Biografi Abdurrahman Wahid (Gus Dur) – Presiden Inspiratif Ikon Pluralisme Indonesia

Pada 30 Desember 2009 lalu, mantan presiden Indonesia yang satu ini meninggal dunia. Sekarang, di empat tahun sepeninggalannya, nama sang presiden masih terus mengabadi. Dedikasi yang diberikan pada negeri ini membuat ia mendapat predikat sebagai ikon pluralisme di Indonesia. Pemikirannya sederhana, la juga humoris. Selentingannya yang paling terkenal adalah: “Gitu aja kok repot”. Tentu saja langsung bisa ditebak, siapakah tokoh yang dimaksud tersebut, K.H. Abdurrahman Wahid.

K.H. Abdurrahman Wahid atau yang lebih sering dikenai dengan nama Gus Dur lahir pada 7 September  1940. Ia cucu pendiri organisasi Islam terbesar di Indonesia, Nahdlatul Ulama. Gus Dur lahir di Jombang, Jawa Timur dari pasangan Wahid Hasyim dan Solichah. Saat lahir, sebenarnya Gus Dur diberi nama Abdurrahman Ad-Dakhil. Ad-Dakhil sendiri mempunyai arti sang penakluk. Namun akhirnya, nama Ad Dakhil diganti dengan Wahid.

Gus Dur merupakan anak pertama dari enam bersaudara. Ia menghabiskan masa kecilnya di Jombang dan Jakarta. Ketika di Jombang, Gus Dur pernah tinggal bersama kakeknya, K.H. Hasyim Asyari. Dari kakeknya inilah ia belajar membaca Alqur'an dan di usianya yang baru menginjak lima tahun, Gus Dur sudah mahir membaca Alqur'an.

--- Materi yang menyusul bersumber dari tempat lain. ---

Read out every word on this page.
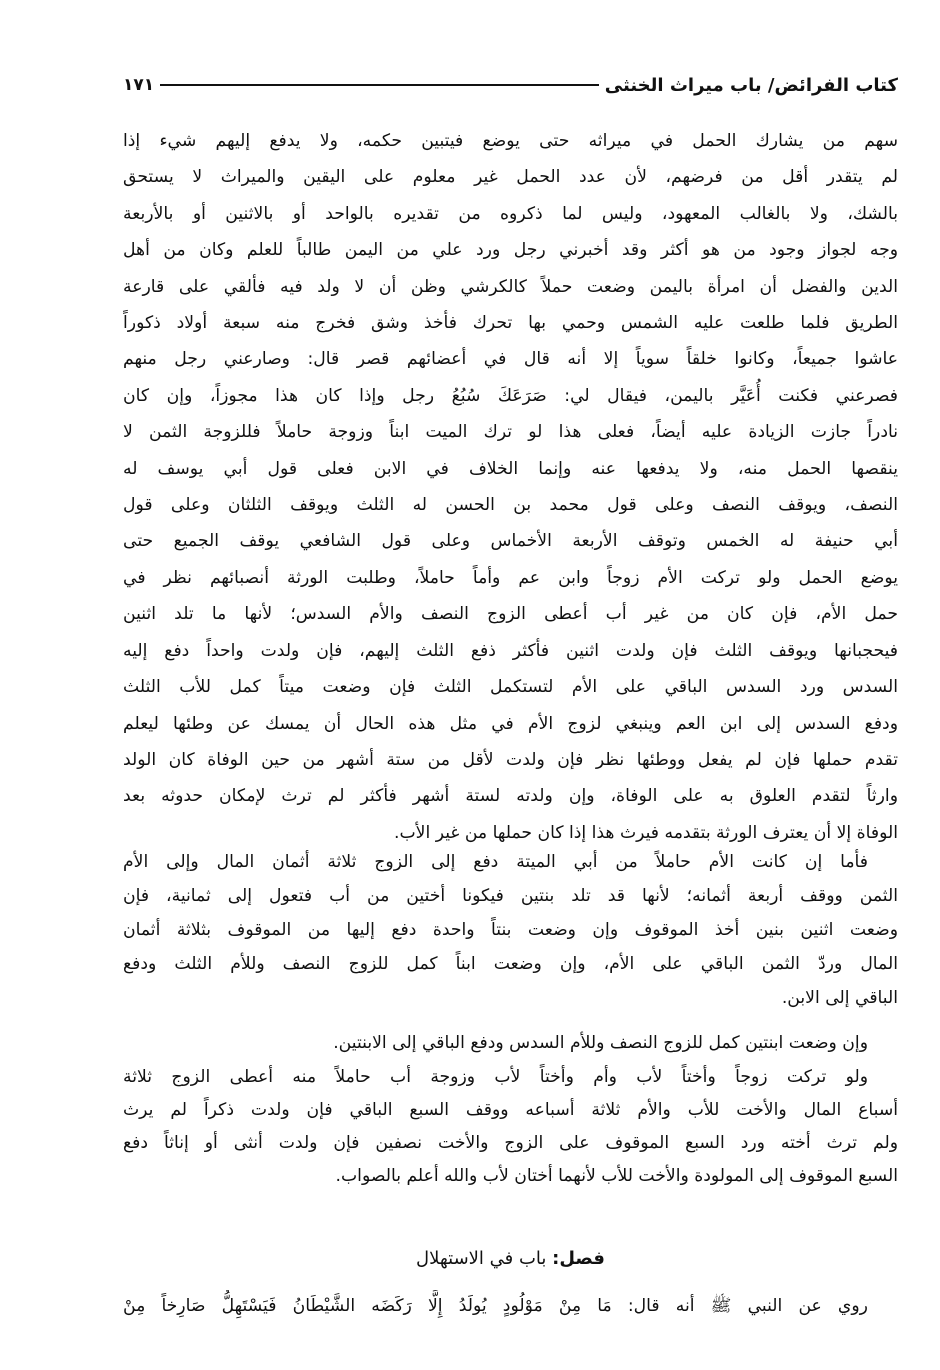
كتاب الفرائض/ باب ميراث الخنثى
١٧١
سهم من يشارك الحمل في ميراثه حتى يوضع فيتبين حكمه، ولا يدفع إليهم شيء إذا
لم يتقدر أقل من فرضهم، لأن عدد الحمل غير معلوم على اليقين والميراث لا يستحق
بالشك، ولا بالغالب المعهود، وليس لما ذكروه من تقديره بالواحد أو بالاثنين أو بالأربعة
وجه لجواز وجود من هو أكثر وقد أخبرني رجل ورد علي من اليمن طالباً للعلم وكان من أهل
الدين والفضل أن امرأة باليمن وضعت حملاً كالكرشي وظن أن لا ولد فيه فألقي على قارعة
الطريق فلما طلعت عليه الشمس وحمي بها تحرك فأخذ وشق فخرج منه سبعة أولاد ذكوراً
عاشوا جميعاً، وكانوا خلقاً سوياً إلا أنه قال في أعضائهم قصر قال: وصارعني رجل منهم
فصرعني فكنت أُعَيَّر باليمن، فيقال لي: صَرَعَكَ سُبُعُ رجل وإذا كان هذا مجوزاً، وإن كان
نادراً جازت الزيادة عليه أيضاً، فعلى هذا لو ترك الميت ابناً وزوجة حاملاً فللزوجة الثمن لا
ينقصها الحمل منه، ولا يدفعها عنه وإنما الخلاف في الابن فعلى قول أبي يوسف له
النصف، ويوقف النصف وعلى قول محمد بن الحسن له الثلث ويوقف الثلثان وعلى قول
أبي حنيفة له الخمس وتوقف الأربعة الأخماس وعلى قول الشافعي يوقف الجميع حتى
يوضع الحمل ولو تركت الأم زوجاً وابن عم وأماً حاملاً، وطلبت الورثة أنصبائهم نظر في
حمل الأم، فإن كان من غير أب أعطى الزوج النصف والأم السدس؛ لأنها ما تلد اثنين
فيحجبانها ويوقف الثلث فإن ولدت اثنين فأكثر ذفع الثلث إليهم، فإن ولدت واحداً دفع إليه
السدس ورد السدس الباقي على الأم لتستكمل الثلث فإن وضعت ميتاً كمل للأب الثلث
ودفع السدس إلى ابن العم وينبغي لزوج الأم في مثل هذه الحال أن يمسك عن وطئها ليعلم
تقدم حملها فإن لم يفعل ووطئها نظر فإن ولدت لأقل من ستة أشهر من حين الوفاة كان الولد
وارثاً لتقدم العلوق به على الوفاة، وإن ولدته لستة أشهر فأكثر لم ترث لإمكان حدوثه بعد
الوفاة إلا أن يعترف الورثة بتقدمه فيرث هذا إذا كان حملها من غير الأب.
فأما إن كانت الأم حاملاً من أبي الميتة دفع إلى الزوج ثلاثة أثمان المال وإلى الأم
الثمن ووقف أربعة أثمانه؛ لأنها قد تلد بنتين فيكونا أختين من أب فتعول إلى ثمانية، فإن
وضعت اثنين بنين أخذ الموقوف وإن وضعت بنتاً واحدة دفع إليها من الموقوف بثلاثة أثمان
المال وردّ الثمن الباقي على الأم، وإن وضعت ابناً كمل للزوج النصف وللأم الثلث ودفع
الباقي إلى الابن.
وإن وضعت ابنتين كمل للزوج النصف وللأم السدس ودفع الباقي إلى الابنتين.
ولو تركت زوجاً وأختاً لأب وأم وأختاً لأب وزوجة أب حاملاً منه أعطى الزوج ثلاثة
أسباع المال والأخت للأب والأم ثلاثة أسباعه ووقف السبع الباقي فإن ولدت ذكراً لم يرث
ولم ترث أخته ورد السبع الموقوف على الزوج والأخت نصفين فإن ولدت أنثى أو إناثاً دفع
السبع الموقوف إلى المولودة والأخت للأب لأنهما أختان لأب والله أعلم بالصواب.
فصل: باب في الاستهلال
روي عن النبي ﷺ أنه قال: مَا مِنْ مَوْلُودٍ يُولَدُ إِلَّا رَكَضَه الشَّيْطَانُ فَيَسْتَهِلُّ صَارِخاً مِنْ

Gus Dur dan keluarganya pindah ke Jakarta pada tahun 1944, karena harus mengikuti ayahnya yang saat itu menjabat sebagai Ketua Partai Masyumi. Setelah Indonesia merdeka, Gus Dur kembali hidup di Jombang. Namun, empat tahun setelahnya, ia musti balik ke ibukota karena sang ayah terpilih sebagai Menteri Agama.

Gus Dur mengenyam bangku sekolah dasar di Jakarta, tepatnya di SD KRIS sebelum akhirnya pindah ke SD Matraman Perwari. Namun, di usianya tersebut Gus Dur harus merasakan kehilangan figur seorang ayah. Di usianya yang ketiga belas, ayahnya meninggal karena kecelakaan mobil.

Setamat dari pendidikan dasar, Gus Dur melanjutkan sekolah menengah di Yogyakarta, la sekolah sambil mengaji di pesantren Ali Maksum, Krapyak. Setelah itu, Gus Dur melanjutkan sekolah di Pondok Tegalrejo, Magelang selama dua tahun. Lalu pada tahun 1959, ia kembali hidup di jombang dan melanjutkan pendidikannya di pesantren Tambak Beras, Jombang. Di kota kelahirannya inilah, masa depan Gus Dur mulai terlihat Di pesantren tersebut, Gus Dur pernah menjabat sebagai guru dan kepala sekolah.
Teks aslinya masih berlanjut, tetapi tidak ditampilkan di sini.